Last month, Wyoming Senator Mike Enzi called on the Department of Education to conduct a full audit of the government’s student loan programs. He cited errors found in a Government Accountability Office report, as well as errors admitted by the Education Department from 2016 and this year including incorrect numbers for borrowers, enrolled in income-driven repayment (IDR) plans, underestimation of the balances of these IDR borrowers, and an overall miscalculation of the final cost of the IDR program.
In a letter to the new Secretary of Education Betsy DeVos, Enzi, the Charmian of the Senate Budget Committee, said he wants an audit to ensure that there aren’t any more errors that may impact student loan repayment. Additionally, he wants to avoid false or incorrect information being delivered to families about the true cost of college.
The Senator took issue with a Department of Education announcement in January during the last days of the Obama’s Administration. The issue involved a coding error in College Scorecard data that resulted in undercounting borrowers who had not reduced their loan balances, ultimately inflating repayment rates for most colleges and universities.
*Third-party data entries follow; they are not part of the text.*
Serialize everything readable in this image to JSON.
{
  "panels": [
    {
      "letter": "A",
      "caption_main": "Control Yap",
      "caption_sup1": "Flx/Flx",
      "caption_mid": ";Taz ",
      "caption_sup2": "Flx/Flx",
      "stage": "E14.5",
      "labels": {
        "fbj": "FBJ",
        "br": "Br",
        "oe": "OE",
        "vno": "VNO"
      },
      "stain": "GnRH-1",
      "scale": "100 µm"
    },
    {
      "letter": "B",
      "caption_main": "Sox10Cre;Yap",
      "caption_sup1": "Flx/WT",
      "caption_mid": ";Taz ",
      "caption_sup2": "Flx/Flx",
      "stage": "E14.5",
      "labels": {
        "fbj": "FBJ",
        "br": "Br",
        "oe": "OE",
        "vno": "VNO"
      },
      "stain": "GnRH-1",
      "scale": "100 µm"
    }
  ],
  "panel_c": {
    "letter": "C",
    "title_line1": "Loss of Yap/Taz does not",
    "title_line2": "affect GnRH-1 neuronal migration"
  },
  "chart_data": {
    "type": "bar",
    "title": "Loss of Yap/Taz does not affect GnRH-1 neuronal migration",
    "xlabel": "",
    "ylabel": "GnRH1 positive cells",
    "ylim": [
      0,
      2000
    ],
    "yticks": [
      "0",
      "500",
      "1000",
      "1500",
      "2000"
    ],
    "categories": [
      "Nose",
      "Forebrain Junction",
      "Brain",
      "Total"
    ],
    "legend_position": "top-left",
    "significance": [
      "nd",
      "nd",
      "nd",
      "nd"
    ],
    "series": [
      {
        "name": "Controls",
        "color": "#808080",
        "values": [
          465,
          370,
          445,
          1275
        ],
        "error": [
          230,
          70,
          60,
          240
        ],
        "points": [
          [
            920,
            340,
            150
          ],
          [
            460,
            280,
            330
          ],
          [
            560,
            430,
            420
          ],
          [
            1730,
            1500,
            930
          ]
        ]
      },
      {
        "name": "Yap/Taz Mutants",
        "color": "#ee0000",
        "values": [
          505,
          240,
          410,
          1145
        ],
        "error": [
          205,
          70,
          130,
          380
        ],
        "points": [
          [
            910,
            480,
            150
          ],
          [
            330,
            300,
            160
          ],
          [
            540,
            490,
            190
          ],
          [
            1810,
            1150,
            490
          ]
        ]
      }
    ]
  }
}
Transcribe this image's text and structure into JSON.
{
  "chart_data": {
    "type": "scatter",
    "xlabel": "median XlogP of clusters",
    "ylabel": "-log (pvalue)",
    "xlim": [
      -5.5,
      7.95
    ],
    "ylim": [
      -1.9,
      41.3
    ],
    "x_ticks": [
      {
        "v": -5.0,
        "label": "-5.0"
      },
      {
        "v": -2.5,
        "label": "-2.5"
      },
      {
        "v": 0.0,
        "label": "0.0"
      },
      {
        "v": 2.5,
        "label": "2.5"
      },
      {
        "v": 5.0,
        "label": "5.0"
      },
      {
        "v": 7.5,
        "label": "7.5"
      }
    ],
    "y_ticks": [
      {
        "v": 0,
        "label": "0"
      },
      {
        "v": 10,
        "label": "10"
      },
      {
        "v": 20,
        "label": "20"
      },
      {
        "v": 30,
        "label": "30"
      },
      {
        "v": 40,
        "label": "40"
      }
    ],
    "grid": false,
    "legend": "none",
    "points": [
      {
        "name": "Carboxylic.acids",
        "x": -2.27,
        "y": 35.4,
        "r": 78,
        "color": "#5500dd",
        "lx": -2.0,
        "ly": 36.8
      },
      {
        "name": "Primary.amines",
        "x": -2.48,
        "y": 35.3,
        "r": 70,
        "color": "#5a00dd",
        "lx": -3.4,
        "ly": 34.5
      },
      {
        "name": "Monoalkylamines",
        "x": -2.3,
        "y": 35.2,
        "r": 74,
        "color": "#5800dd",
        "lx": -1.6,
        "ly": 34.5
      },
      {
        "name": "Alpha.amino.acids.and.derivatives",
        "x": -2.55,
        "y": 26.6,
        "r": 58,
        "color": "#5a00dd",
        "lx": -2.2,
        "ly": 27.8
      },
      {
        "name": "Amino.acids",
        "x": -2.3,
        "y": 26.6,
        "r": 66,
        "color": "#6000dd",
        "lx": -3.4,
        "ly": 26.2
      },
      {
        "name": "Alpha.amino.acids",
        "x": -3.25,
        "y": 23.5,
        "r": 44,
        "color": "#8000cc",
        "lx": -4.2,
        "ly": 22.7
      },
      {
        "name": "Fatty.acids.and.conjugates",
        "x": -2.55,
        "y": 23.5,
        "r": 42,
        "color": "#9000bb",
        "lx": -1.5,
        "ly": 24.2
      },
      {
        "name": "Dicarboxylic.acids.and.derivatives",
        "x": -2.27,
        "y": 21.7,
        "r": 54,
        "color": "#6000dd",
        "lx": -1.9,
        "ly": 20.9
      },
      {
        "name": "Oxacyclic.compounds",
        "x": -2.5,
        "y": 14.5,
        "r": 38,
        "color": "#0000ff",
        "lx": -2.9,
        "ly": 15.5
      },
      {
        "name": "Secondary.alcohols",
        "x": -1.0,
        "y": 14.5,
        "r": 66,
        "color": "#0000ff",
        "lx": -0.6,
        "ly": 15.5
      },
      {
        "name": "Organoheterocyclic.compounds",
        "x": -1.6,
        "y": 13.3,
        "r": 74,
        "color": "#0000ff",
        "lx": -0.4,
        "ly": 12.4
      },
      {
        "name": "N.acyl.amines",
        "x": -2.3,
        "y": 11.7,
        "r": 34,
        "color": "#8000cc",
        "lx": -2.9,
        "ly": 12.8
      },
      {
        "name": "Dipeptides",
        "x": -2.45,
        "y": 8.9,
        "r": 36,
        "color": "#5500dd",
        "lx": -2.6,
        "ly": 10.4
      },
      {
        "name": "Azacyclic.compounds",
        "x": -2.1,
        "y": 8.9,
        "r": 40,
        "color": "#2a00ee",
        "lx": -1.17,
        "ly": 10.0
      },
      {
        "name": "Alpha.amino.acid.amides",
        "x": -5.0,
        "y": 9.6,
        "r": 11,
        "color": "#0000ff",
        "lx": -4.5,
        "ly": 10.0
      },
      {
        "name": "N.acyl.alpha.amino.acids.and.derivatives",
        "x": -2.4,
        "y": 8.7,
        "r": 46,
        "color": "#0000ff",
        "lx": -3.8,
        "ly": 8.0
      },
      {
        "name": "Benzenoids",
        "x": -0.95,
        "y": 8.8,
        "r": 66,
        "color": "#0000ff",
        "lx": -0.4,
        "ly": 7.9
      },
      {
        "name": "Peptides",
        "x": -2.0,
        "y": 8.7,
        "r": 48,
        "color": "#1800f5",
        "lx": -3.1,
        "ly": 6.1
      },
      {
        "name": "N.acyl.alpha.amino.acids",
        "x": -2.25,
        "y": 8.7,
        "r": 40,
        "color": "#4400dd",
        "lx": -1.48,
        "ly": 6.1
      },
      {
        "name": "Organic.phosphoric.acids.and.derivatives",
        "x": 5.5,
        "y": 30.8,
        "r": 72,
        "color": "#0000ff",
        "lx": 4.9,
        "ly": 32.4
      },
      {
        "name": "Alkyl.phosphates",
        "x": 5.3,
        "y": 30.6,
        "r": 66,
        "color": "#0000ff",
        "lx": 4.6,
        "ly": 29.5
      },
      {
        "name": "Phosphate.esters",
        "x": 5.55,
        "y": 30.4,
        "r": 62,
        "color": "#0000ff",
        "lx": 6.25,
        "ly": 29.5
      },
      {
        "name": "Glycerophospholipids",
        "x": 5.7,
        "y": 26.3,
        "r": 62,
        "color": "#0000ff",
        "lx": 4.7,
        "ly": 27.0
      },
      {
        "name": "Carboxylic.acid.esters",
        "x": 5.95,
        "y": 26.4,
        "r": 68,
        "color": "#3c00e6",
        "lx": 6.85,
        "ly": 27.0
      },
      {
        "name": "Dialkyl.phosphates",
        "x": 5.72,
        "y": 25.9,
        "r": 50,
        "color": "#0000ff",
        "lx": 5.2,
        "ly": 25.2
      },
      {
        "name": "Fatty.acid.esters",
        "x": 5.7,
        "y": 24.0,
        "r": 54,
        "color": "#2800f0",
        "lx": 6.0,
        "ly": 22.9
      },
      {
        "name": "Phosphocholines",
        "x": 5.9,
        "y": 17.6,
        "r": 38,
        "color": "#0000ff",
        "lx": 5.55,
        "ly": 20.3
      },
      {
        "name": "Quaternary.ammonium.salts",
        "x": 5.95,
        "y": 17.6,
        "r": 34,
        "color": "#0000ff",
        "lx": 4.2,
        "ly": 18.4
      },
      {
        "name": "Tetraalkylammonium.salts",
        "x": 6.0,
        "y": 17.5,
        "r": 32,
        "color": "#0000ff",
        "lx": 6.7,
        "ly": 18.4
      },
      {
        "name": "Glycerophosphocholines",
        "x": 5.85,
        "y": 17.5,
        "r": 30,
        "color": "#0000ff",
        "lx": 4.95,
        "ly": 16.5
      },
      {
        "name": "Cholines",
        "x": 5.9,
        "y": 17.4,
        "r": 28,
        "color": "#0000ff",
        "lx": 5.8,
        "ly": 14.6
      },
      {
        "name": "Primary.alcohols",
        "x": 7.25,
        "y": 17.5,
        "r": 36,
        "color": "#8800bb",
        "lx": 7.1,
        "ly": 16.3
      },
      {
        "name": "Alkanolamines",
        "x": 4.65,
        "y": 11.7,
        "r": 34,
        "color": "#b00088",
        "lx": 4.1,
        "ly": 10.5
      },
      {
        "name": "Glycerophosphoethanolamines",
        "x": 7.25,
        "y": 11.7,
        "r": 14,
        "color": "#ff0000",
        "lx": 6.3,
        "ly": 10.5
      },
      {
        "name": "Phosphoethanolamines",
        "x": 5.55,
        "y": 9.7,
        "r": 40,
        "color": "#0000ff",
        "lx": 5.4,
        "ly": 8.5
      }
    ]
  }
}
Enzi argued that the inaccurate repayment rate creates an “exaggerated impression” of how quickly students will be able to pay down their student loans.
As mentioned earlier, the Wyoming Senator referenced the Government Accountability Office study that he requested in 2016. After release in November of 2016, it showed that the Obama Administration “consistently underestimated the projected costs of IDR by regularly underestimating the portion of students likely to sign up for it” according to Enzi’s press release.
“It’s important to realize that if the Education Department were a bank, it would be among the largest in the nation, based on its $1.3 trillion student loan portfolio,” Enzi said in letter to DeVos. He continued to note that if Congress continues providing $100 billion in annual federal student loans, then “it must show that it can maintain accurate records of loan transactions, costs and performance – as any financial institution must.”
Enzi may be on to something, especially considering that his state has below average student loan debt per borrower compared to the nation. Currently, graduates from Wyoming owe an average of $22,683 according to data from LendEDU which is lower than the national average which stands at around $28,000. On top of this, the default rate among graduate borrowers in Wyoming is roughly one third of the national average at 4.2 percent.
Enzi, the twenty-year Republican Senator, supports low interest rates on federal student loans and tax breaks for borrowers, but he isn’t keen on expanding Pell Grants, arguing that every time the program is expanded tuition rates increase. At any rate, it is clear that he supports fiscal accuracy, especially if it will save money on some of the most expensive federal programs in the country.